CONCORD, N.C. (AP) — Brad Keselowski has won the Southern 500, the Bristol night race, the Brickyard 400 and now has crossed the Coca-Cola 600 off his checklist of crown jewel victories.

Chase Elliott lost two races in four days, both in heartbreaking fashion.

Jimmie Johnson had a shot at snapping his three-year losing streak but instead it was extended to 102 consecutive races when Keselowski beat him in overtime early Monday at Charlotte Motor Speedway. Then his car failed inspection and his runner-up finish was thrown out by NASCAR.

Elliott was cruising toward victory with two laps remaining in the 600 when a caution sent the race to overtime. The five additional laps — another 7.5 miles — pushed the longest event on the NASCAR calendar into a true Memorial Day finale.

A rewind of what happened at Charlotte Motor Speedway:

Elliott was trying to win at Darlington Raceway last Wednesday night when he was wrecked by Kyle Busch in what turned out to be the final lap of racing in a rain-shortened event. He showed his displeasure by flipping Busch the bird.

His Hendrick Motorsports team bounced back with a competitive Chevrolet in the 600 that Elliott drove to the front late in the race. Half a lap before he took the white flag that would have cemented his victory, teammate William Byron caused a caution that torpedoed the finish.

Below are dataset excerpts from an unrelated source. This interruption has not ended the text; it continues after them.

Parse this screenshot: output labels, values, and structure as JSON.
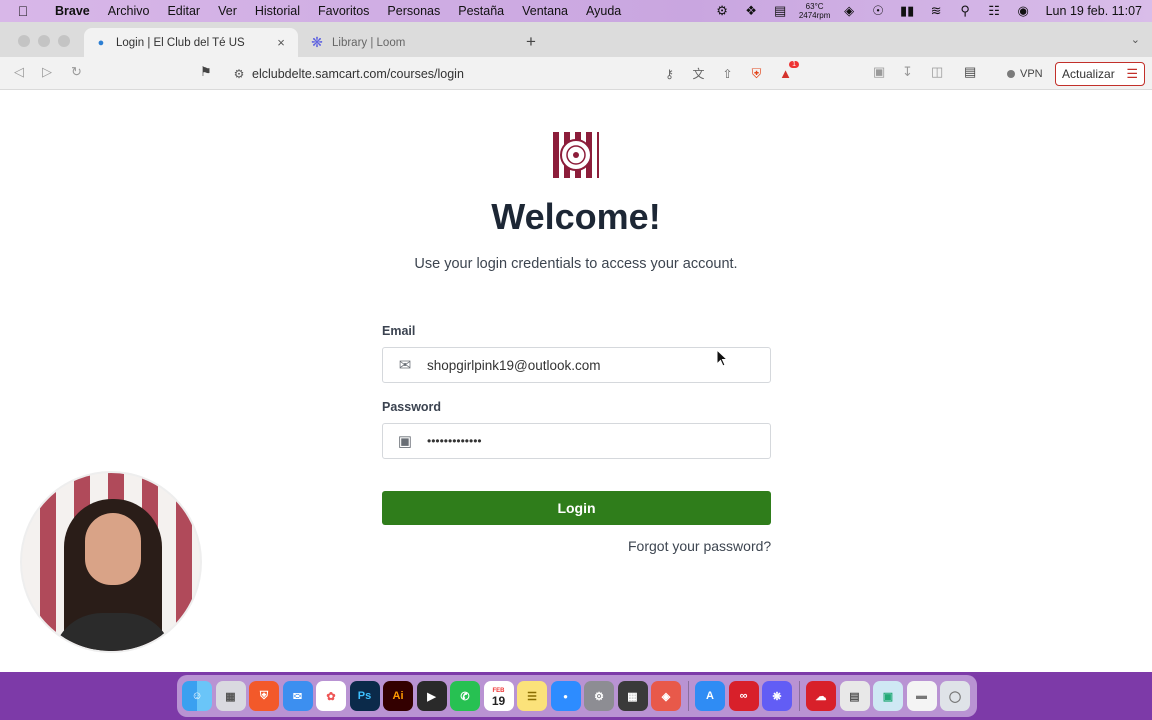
{
  "menubar": {
    "items": [
      "Brave",
      "Archivo",
      "Editar",
      "Ver",
      "Historial",
      "Favoritos",
      "Personas",
      "Pestaña",
      "Ventana",
      "Ayuda"
    ],
    "temp_line1": "63°C",
    "temp_line2": "2474rpm",
    "clock": "Lun 19 feb. 11:07"
  },
  "browser": {
    "tabs": [
      {
        "title": "Login | El Club del Té US",
        "active": true
      },
      {
        "title": "Library | Loom",
        "active": false
      }
    ],
    "url": "elclubdelte.samcart.com/courses/login",
    "vpn_label": "VPN",
    "update_label": "Actualizar",
    "alert_count": "1"
  },
  "page": {
    "title": "Welcome!",
    "subtitle": "Use your login credentials to access your account.",
    "email_label": "Email",
    "email_value": "shopgirlpink19@outlook.com",
    "password_label": "Password",
    "password_value": "•••••••••••••",
    "login_button": "Login",
    "forgot_link": "Forgot your password?"
  },
  "dock": {
    "calendar_month": "FEB",
    "calendar_day": "19",
    "apps": [
      "finder",
      "launchpad",
      "brave",
      "mail",
      "photos",
      "photoshop",
      "illustrator",
      "final-cut",
      "whatsapp",
      "calendar",
      "notes",
      "zoom",
      "system-settings",
      "calculator",
      "affinity",
      "app-store",
      "acrobat",
      "loom",
      "creative-cloud",
      "preview",
      "screenshot-folder",
      "documents",
      "trash"
    ]
  },
  "colors": {
    "login_button": "#2f7d1b",
    "title_text": "#1d2735",
    "logo_maroon": "#8c1d3a"
  }
}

Elliott was the first car to head to pit road, where he got four tires. Keselowski was the first of eight cars to stay on track. Elliott couldn’t get through traffic fast enough in the two-lap overtime finish and was the third car across the finish line. He was bumped to second after teammate Johnson was disqualified, but Elliott was just as bitter after the 600 as he was at Darlington.

“We were a lap and a half away from winning the Coca-Cola 600,” a brusque Elliott said after the race. “Just try again. That’s all you can do. I mean, there is really no other option. I can’t rewind time. There’s no other choice.”

Johnson twice raced for the lead at Charlotte, including on the overtime restart when he lined up next to Keselowski. He came up short both times as the seven-time NASCAR champion failed to snap a winless streak that dates to Dover in June 2017.

The next blow came two hours after the race when NASCAR said his Chevrolet failed post-race inspection. Crew chief Cliff Daniels thought the car not meeting rear alignment measurements after the race could be attributed to a broken part; NASCAR said it has built-in tolerances “for parts that move. But if parts break, the number is the number.”

Although Johnson has just an eighth-place finish to show for the first three races since NASCAR resumed, the No. 48 team has shown promise. He was leading when he crashed in the first race back at Darlington Raceway and he technically finished second at Charlotte before the disqualification knocked him to last.

“I learned on my drive home last night we had been disqualified,” Johnson wrote on social media on Monday. “It’s a tough reality to process but we are ready for Wednesday and whatever else 2020 throws at us.”